Cops: Close Digger’s/Liquid Blue
Manning to challenge police review
By Chris Busby
The Portland Police Department is asking the City Council not to renew bar owner Tom Manning’s liquor licenses for Digger’s and Liquid Blue, an action that would effectively close the combination pub/dance club in the Old Port.
Manning’s attorney, Gary Prolman, vows his client will fight to keep his businesses pouring beers. A hearing before the Council is scheduled for June 4.
City Councilor Ed Suslovic requested the license review after Manning was convicted of disorderly conduct last February and after Liquid Blue was cited for selling a drink to an underage, undercover law enforcement agent earlier this year.
These incidents punctuate a history of public safety problems at Digger’s/Liquid Blue, according to police, who document 25 fights, 16 assaults, and over a dozen disturbance calls inside and outside the establishments over a 13-month period ending this past March 30.
Prolman said many of those incidents are unrelated to the operation of Digger’s or Liquid Blue. Rather, they are a consequence of the bars’ location in the middle of the Old Port, at the intersections of Fore, Wharf and Union streets. Fights and other disturbances among Old Port revelers are sometimes attributed to Digger’s/Liquid Blue as “points of destination,” he said.
Disregarding those unrelated calls, the incidents at Digger’s/Liquid Blue are “not out of skew at all” with the number of police calls at other Old Port watering holes, said Prolman. “Anyone can play around with stats,” he said.
Police, however, say their concerns are related to the management of the pub and dance club. In their analysis, they determined that of the 16 assault calls, only eight were “directly related to the operation of the premise….,” but “[i]n five of those eight assault reports the complainants reported Liquid Blue staff or security was the assailant.”
“[O]ne victim said he was put into a choke hold, his finger bitten, and he was ejected from the bar,” the report states. “One woman reported being grabbed by the throat, put in a bear hug and being thrown out of the bar. She said the glass door broke as she was thrown out.”
“It is particularly disturbing that staff and the owner, who are responsible for maintaining a safe environment inside the business, have themselves been at the center of many disturbances and acts of violence,” the cops wrote. “They have placed patrons of Digger’s/Liquid Blue and the Old Port in general at risk. We cannot in good conscience recommend renewal of this liquor license.”
Prolman said he wonders how the cops could, in good conscience, have recently held a very positive meeting with Manning about the operation of his bars, then asked councilors to close them. “We think Tom has done a good job on that end of the street,” Prolman said. “We’re gonna defend this vigorously.”
Manning also owns The Iguana, a rowdy college bar on Wharf Street directly across from Digger’s; Cake, a Wharf Street restaurant and nightclub a couple doors down from The Iguana; and The Mercury, a cocktail bar and nightclub on Fore Street a few doors east of Liquid Blue.
The recent underage sting operations and Council-imposed limits and taxes on Old Port bars and dance clubs have Prolman concerned.

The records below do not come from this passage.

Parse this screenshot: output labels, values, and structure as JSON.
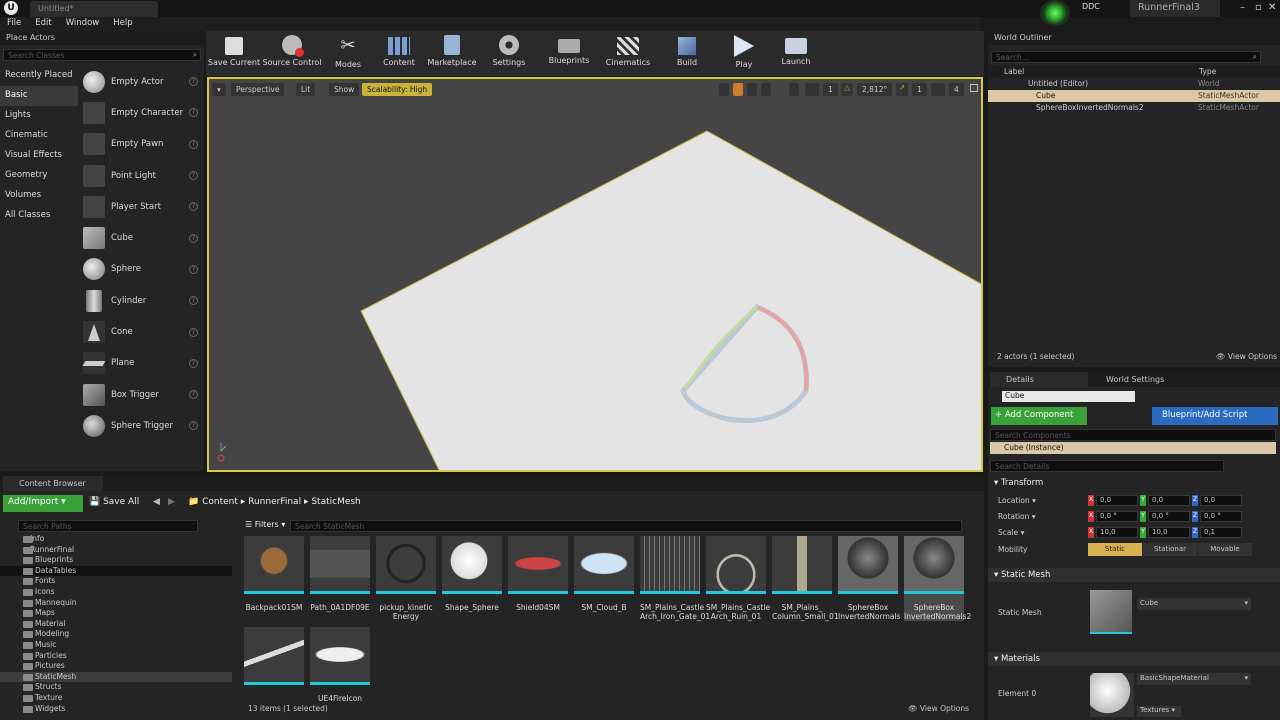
{
  "app": {
    "doc_tab": "Untitled*",
    "ddc": "DDC",
    "project": "RunnerFinal3",
    "menu": [
      "File",
      "Edit",
      "Window",
      "Help"
    ]
  },
  "place_actors": {
    "title": "Place Actors",
    "search_placeholder": "Search Classes",
    "categories": [
      "Recently Placed",
      "Basic",
      "Lights",
      "Cinematic",
      "Visual Effects",
      "Geometry",
      "Volumes",
      "All Classes"
    ],
    "items": [
      "Empty Actor",
      "Empty Character",
      "Empty Pawn",
      "Point Light",
      "Player Start",
      "Cube",
      "Sphere",
      "Cylinder",
      "Cone",
      "Plane",
      "Box Trigger",
      "Sphere Trigger"
    ]
  },
  "toolbar": {
    "buttons": [
      "Save Current",
      "Source Control",
      "Modes",
      "Content",
      "Marketplace",
      "Settings",
      "Blueprints",
      "Cinematics",
      "Build",
      "Play",
      "Launch"
    ]
  },
  "viewport": {
    "perspective": "Perspective",
    "lit": "Lit",
    "show": "Show",
    "scalability": "Scalability: High",
    "grid": "1",
    "rot": "2,812°",
    "scale": "1",
    "speed": "4"
  },
  "outliner": {
    "title": "World Outliner",
    "search_placeholder": "Search...",
    "col_label": "Label",
    "col_type": "Type",
    "rows": [
      {
        "label": "Untitled (Editor)",
        "type": "World"
      },
      {
        "label": "Cube",
        "type": "StaticMeshActor"
      },
      {
        "label": "SphereBoxInvertedNormals2",
        "type": "StaticMeshActor"
      }
    ],
    "count": "2 actors (1 selected)",
    "view_options": "View Options"
  },
  "details": {
    "tab_details": "Details",
    "tab_world": "World Settings",
    "name": "Cube",
    "add_component": "+ Add Component",
    "blueprint": "Blueprint/Add Script",
    "search_components": "Search Components",
    "instance": "Cube (Instance)",
    "search_details": "Search Details",
    "transform": "Transform",
    "location": "Location",
    "rotation": "Rotation",
    "scale": "Scale",
    "mobility": "Mobility",
    "loc": [
      "0,0",
      "0,0",
      "0,0"
    ],
    "rot": [
      "0,0 °",
      "0,0 °",
      "0,0 °"
    ],
    "scl": [
      "10,0",
      "10,0",
      "0,1"
    ],
    "mob": [
      "Static",
      "Stationar",
      "Movable"
    ],
    "static_mesh_section": "Static Mesh",
    "static_mesh_label": "Static Mesh",
    "static_mesh_value": "Cube",
    "materials": "Materials",
    "element0": "Element 0",
    "material_value": "BasicShapeMaterial",
    "textures": "Textures"
  },
  "content": {
    "title": "Content Browser",
    "add_import": "Add/Import",
    "save_all": "Save All",
    "path": [
      "Content",
      "RunnerFinal",
      "StaticMesh"
    ],
    "search_paths": "Search Paths",
    "filters": "Filters",
    "search_mesh": "Search StaticMesh",
    "folders": [
      "Info",
      "RunnerFinal",
      "Blueprints",
      "DataTables",
      "Fonts",
      "Icons",
      "Mannequin",
      "Maps",
      "Material",
      "Modeling",
      "Music",
      "Particles",
      "Pictures",
      "StaticMesh",
      "Structs",
      "Texture",
      "Widgets"
    ],
    "assets": [
      "Backpack01SM",
      "Path_0A1DF09E",
      "pickup_kinetic Energy",
      "Shape_Sphere",
      "Shield04SM",
      "SM_Cloud_B",
      "SM_Plains_Castle Arch_Iron_Gate_01",
      "SM_Plains_Castle Arch_Ruin_01",
      "SM_Plains_ Column_Small_01",
      "SphereBox InvertedNormals",
      "SphereBox InvertedNormals2",
      "",
      "UE4FireIcon"
    ],
    "count": "13 items (1 selected)",
    "view_options": "View Options"
  }
}
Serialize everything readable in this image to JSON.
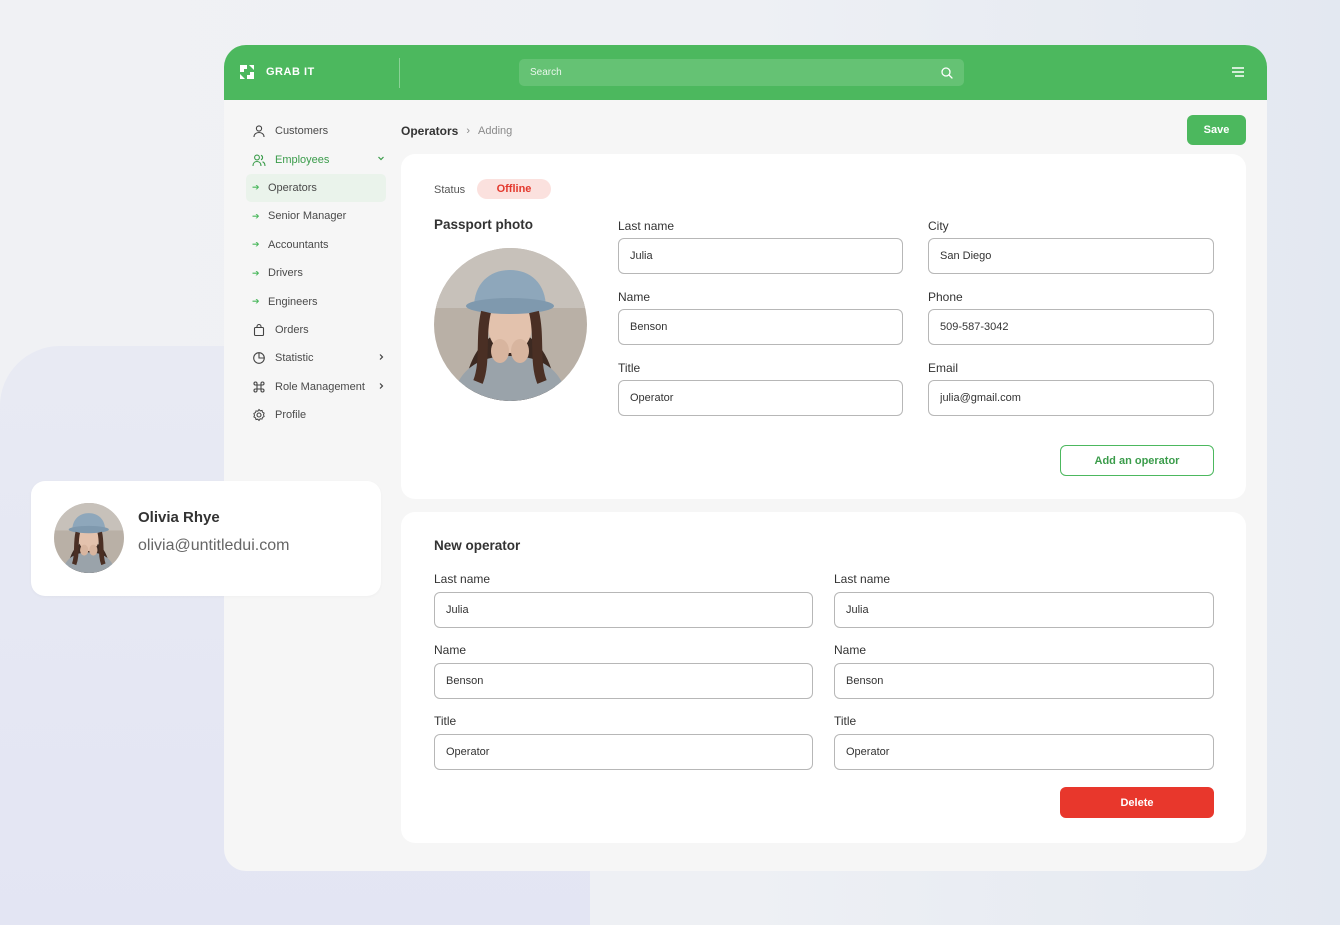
{
  "app": {
    "brand": "GRAB IT",
    "search_placeholder": "Search"
  },
  "sidebar": {
    "items": [
      {
        "label": "Customers"
      },
      {
        "label": "Employees"
      },
      {
        "label": "Operators"
      },
      {
        "label": "Senior Manager"
      },
      {
        "label": "Accountants"
      },
      {
        "label": "Drivers"
      },
      {
        "label": "Engineers"
      },
      {
        "label": "Orders"
      },
      {
        "label": "Statistic"
      },
      {
        "label": "Role Management"
      },
      {
        "label": "Profile"
      }
    ]
  },
  "breadcrumb": {
    "main": "Operators",
    "current": "Adding"
  },
  "toolbar": {
    "save_label": "Save"
  },
  "operator_form": {
    "status_label": "Status",
    "status_value": "Offline",
    "photo_title": "Passport photo",
    "last_name_label": "Last name",
    "last_name_value": "Julia",
    "name_label": "Name",
    "name_value": "Benson",
    "title_label": "Title",
    "title_value": "Operator",
    "city_label": "City",
    "city_value": "San Diego",
    "phone_label": "Phone",
    "phone_value": "509-587-3042",
    "email_label": "Email",
    "email_value": "julia@gmail.com",
    "add_label": "Add an operator"
  },
  "new_operator": {
    "title": "New operator",
    "left": {
      "last_name_label": "Last name",
      "last_name_value": "Julia",
      "name_label": "Name",
      "name_value": "Benson",
      "title_label": "Title",
      "title_value": "Operator"
    },
    "right": {
      "last_name_label": "Last name",
      "last_name_value": "Julia",
      "name_label": "Name",
      "name_value": "Benson",
      "title_label": "Title",
      "title_value": "Operator"
    },
    "delete_label": "Delete"
  },
  "profile_card": {
    "name": "Olivia Rhye",
    "email": "olivia@untitledui.com"
  },
  "colors": {
    "brand_green": "#4cb85e",
    "danger_red": "#e8372c",
    "status_offline_bg": "#fbe1de"
  }
}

As clubs close due to these pressures, it puts more pressure on those still open, because patrons flock there in greater numbers as a result, he said.
On April 30, the City Council’s Finance Committee voted to raise an additional $61,500 from fees applied to liquor license holders of all types citywide to help cover the cost of increased liquor law enforcement. This is in addition to the $61,000 fee increase the Council voted to impose on Portland alcohol purveyors last month to cover the cost of police overtime in the Old Port on summer weekend nights.
The full Council will consider the committee’s new fee hike proposal as part of its city budget review process in the coming weeks.
“I know the police have to do their job,” conceded Prolman, who’s represented several bars that have run afoul of city officials over the years. “But it just really bothers me. It’s not just Tom’s bar, but any bar in the Old Port – you might as well put a target on your head. You’re head’s gonna get blown off.”
Suslovic, recently back from a vodka-soaked official visit to Portland’s sister city of Archangel, Russia, could not be reached for comment today.